Julia and her partner had both independently been saving for a decade in hopes of being able to make a down payment someday. Even so, they looked for a house for a year during an incredibly competitive process — and were finally able to finagle a 5% mortgage rate. Rates have since shot up to around 6.6% as a result of the Federal Reserve’s war on inflation. She said that their current mortgage costs less than renting did in California.

“The odds are just so stacked against younger first-time home buyers right now. It’s a scary situation to see. I mean, we had to have everything work out absolutely perfectly, the exact right timing for it to work out for us,” Julia said. “It was hard, and it’s a little bit baffling to me because it shouldn’t be this impossible, whether we’re talking home ownership or finding a place that’s safe and healthy to rent.”

For Julia, being a homeowner has been a game changer: She started sleeping through the night for the first time in decades. She had no idea the impact that being in a stable place — one where they had say over the maintenance and repairs — would have on her nervous system.

“I know that that sort of anxiety is something that a lot of people in my generation live with,” she said. “I would love to see more of us feeling so secure that we were able to sleep through the night and not worry so much”

With no “true public safety net” in the US, Julia said, she wanted to be sure that they had housing that would support them as they age. She’s observed the difference between being a lifelong renter and a homeowner, because she watched an elderly neighbor on a fixed income and a loved one face precarious renting situations. She believes that housing should be a human right – not a “get rich quick scheme.”
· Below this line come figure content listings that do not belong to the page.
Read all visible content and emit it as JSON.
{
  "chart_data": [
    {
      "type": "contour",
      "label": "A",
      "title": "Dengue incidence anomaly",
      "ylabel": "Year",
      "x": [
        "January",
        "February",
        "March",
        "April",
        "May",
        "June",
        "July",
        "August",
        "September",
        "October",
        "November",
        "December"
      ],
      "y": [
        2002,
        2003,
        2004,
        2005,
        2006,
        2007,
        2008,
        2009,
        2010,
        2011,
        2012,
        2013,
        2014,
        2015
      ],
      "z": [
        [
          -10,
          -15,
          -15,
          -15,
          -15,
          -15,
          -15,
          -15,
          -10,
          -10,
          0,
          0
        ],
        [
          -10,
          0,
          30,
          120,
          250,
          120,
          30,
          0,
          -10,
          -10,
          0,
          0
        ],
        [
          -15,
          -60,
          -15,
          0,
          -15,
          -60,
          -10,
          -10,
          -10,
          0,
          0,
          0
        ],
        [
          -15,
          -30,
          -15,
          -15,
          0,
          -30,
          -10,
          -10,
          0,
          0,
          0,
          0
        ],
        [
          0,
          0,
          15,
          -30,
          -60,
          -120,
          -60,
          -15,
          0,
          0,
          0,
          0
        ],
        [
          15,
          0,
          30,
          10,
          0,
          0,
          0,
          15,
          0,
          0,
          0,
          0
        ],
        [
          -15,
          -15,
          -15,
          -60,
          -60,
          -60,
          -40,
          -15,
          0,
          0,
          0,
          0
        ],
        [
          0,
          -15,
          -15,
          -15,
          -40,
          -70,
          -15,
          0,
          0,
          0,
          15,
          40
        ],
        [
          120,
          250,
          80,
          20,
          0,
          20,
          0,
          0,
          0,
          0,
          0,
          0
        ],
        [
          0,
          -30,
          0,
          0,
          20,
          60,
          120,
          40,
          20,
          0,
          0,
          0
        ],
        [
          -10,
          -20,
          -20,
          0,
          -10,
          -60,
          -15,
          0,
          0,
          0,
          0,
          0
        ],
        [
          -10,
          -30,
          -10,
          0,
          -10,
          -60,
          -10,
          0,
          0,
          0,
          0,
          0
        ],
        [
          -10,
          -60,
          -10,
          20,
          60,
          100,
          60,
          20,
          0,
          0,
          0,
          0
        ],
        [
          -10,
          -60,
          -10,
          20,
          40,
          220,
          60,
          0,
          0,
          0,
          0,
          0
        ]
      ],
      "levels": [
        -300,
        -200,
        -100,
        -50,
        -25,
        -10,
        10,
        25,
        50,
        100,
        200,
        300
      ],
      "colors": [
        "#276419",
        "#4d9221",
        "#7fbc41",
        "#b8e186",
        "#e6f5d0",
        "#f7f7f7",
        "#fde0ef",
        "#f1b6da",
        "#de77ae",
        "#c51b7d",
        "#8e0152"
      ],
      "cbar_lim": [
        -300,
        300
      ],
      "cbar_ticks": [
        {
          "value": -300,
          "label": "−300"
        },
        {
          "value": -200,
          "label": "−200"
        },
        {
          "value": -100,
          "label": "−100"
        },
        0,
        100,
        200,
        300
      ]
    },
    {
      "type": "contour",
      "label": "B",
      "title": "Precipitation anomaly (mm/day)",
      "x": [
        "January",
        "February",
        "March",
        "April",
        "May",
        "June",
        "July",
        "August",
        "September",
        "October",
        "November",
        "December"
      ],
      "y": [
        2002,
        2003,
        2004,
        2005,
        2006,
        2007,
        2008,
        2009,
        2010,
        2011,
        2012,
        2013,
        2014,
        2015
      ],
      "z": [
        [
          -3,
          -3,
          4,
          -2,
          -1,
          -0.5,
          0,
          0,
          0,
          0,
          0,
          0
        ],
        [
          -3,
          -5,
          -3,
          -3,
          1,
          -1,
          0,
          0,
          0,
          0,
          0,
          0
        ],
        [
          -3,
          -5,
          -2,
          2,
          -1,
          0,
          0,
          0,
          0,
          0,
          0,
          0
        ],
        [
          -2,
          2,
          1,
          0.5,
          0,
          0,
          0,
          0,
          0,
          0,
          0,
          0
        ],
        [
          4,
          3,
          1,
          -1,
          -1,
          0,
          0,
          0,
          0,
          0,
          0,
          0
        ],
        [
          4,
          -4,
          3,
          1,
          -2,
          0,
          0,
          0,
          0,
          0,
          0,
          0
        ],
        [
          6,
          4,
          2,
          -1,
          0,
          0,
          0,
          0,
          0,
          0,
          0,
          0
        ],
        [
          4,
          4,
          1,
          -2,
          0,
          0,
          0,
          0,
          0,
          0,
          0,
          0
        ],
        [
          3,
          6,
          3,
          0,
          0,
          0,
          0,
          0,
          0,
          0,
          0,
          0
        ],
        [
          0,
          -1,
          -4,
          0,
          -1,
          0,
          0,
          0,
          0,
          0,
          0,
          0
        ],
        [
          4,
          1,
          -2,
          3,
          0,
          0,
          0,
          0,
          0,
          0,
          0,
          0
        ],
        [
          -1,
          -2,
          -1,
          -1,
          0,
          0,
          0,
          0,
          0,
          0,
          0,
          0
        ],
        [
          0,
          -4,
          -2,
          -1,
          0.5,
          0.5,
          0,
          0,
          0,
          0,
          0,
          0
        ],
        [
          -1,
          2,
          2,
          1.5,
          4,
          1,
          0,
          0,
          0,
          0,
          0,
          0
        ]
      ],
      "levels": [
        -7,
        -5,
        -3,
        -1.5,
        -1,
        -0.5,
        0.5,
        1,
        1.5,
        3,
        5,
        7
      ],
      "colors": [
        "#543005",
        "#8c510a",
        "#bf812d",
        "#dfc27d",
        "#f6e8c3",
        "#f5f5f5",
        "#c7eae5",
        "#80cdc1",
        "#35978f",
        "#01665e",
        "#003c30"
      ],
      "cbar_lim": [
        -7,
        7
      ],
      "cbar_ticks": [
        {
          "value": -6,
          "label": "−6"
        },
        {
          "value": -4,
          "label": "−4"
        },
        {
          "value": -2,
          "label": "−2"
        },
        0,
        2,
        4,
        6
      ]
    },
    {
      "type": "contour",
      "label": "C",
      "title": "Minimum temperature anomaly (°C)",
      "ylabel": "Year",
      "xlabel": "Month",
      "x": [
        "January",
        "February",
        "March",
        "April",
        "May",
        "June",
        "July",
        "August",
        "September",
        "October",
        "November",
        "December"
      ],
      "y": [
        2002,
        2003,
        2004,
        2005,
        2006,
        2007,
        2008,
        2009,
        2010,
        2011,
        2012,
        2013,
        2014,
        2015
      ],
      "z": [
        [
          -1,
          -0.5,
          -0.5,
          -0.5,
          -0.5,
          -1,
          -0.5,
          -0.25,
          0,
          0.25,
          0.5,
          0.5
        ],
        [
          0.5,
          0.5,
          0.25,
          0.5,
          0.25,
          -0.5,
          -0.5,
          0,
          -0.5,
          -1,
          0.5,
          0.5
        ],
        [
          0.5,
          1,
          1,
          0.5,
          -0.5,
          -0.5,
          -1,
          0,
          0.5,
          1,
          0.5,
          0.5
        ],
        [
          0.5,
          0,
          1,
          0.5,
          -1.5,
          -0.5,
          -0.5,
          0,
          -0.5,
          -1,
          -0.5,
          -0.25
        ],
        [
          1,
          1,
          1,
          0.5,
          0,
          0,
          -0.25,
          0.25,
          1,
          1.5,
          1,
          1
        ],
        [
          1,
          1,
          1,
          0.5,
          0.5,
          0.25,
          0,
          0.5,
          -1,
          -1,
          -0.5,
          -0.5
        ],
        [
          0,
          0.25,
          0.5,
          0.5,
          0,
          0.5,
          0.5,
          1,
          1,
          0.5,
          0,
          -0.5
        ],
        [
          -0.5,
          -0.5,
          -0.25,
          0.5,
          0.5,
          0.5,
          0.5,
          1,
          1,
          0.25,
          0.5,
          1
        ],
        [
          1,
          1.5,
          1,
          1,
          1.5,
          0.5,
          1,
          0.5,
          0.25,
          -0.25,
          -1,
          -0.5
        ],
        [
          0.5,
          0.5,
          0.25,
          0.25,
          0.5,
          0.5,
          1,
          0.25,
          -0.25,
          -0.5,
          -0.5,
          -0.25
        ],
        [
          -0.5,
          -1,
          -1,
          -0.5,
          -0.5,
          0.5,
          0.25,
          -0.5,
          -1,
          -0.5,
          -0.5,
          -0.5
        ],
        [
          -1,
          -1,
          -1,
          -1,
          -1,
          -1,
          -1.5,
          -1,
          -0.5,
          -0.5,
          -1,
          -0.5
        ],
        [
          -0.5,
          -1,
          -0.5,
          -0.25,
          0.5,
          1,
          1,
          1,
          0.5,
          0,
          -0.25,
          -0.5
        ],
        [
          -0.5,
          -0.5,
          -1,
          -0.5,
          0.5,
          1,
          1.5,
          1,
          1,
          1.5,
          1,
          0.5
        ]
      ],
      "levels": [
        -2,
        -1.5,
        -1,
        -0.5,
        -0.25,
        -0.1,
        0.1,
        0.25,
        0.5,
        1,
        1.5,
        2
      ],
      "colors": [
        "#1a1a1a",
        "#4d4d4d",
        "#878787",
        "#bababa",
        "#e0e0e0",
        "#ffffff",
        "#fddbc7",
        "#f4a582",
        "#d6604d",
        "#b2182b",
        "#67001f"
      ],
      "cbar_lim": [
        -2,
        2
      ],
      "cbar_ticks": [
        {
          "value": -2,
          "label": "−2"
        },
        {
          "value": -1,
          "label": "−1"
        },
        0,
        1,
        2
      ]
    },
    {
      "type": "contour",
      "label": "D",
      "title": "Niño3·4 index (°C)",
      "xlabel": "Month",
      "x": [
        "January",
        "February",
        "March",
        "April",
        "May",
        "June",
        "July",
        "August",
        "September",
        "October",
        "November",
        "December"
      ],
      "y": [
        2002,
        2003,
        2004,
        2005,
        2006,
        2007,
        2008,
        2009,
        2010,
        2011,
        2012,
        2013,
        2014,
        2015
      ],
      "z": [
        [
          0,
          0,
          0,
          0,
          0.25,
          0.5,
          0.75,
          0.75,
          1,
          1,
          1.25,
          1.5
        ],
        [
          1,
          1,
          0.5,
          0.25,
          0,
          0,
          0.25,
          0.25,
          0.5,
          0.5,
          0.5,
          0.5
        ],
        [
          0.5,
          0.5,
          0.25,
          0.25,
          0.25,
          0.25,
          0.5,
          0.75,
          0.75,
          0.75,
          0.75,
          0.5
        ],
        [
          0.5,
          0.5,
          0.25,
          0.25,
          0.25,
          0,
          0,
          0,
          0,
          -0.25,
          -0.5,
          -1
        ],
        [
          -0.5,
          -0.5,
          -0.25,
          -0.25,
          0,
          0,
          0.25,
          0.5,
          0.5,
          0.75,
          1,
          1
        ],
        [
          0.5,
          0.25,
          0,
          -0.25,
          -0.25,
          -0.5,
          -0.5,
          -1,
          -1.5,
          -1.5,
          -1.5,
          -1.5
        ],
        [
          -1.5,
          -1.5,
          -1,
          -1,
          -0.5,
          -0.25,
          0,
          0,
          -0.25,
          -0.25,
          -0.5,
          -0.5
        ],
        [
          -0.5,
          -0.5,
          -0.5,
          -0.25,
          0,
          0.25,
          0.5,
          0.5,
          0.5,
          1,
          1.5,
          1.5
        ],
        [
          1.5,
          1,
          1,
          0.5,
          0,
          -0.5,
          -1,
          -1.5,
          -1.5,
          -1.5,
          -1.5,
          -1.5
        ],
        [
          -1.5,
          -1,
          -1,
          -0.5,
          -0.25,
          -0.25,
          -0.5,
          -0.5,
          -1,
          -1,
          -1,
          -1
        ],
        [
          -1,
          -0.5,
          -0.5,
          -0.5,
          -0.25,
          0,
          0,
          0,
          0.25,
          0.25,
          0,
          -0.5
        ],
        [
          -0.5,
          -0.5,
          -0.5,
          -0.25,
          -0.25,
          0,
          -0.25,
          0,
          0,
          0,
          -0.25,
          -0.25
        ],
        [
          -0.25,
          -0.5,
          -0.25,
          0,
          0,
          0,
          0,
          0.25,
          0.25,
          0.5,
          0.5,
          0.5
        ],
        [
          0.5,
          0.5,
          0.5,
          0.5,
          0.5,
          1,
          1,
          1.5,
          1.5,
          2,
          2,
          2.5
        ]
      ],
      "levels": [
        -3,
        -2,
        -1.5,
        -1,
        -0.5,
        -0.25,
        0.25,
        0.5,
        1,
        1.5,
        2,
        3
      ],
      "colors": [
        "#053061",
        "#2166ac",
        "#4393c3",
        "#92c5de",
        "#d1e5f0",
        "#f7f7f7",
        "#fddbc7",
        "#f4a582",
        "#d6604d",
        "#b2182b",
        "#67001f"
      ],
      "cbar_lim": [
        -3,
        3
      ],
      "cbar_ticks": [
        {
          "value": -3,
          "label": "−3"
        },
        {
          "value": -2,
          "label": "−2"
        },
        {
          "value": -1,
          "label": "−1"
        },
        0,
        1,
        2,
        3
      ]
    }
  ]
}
“I feel very little faith that our current systems will have my back or the backs of more vulnerable people as we age, get sick, or face economic challenges — owning a home means I have the start of a real safety net,” she said. “So much more needs to be done at a much larger scale to protect people who aren’t in a fortunate position to buy like we were. We got amazingly lucky on so many levels, but safe, stable housing shouldn’t depend on having those odds.”

She also recognizes that there’s some animosity toward the people who move out of California into other states, especially as that might shift housing costs elsewhere. She also wishes people understood that their new Californian neighbors are dealing with similar financial pressures, and just trying to find a safe place to call home.

“I feel like what happened was a trap door in the universe opened up to get us out of a situation where we were never going to be able to buy a home,” she said. “We were never going to be able to comfortably retire. We weren’t going to be able to set up financial stability for ourselves in California.”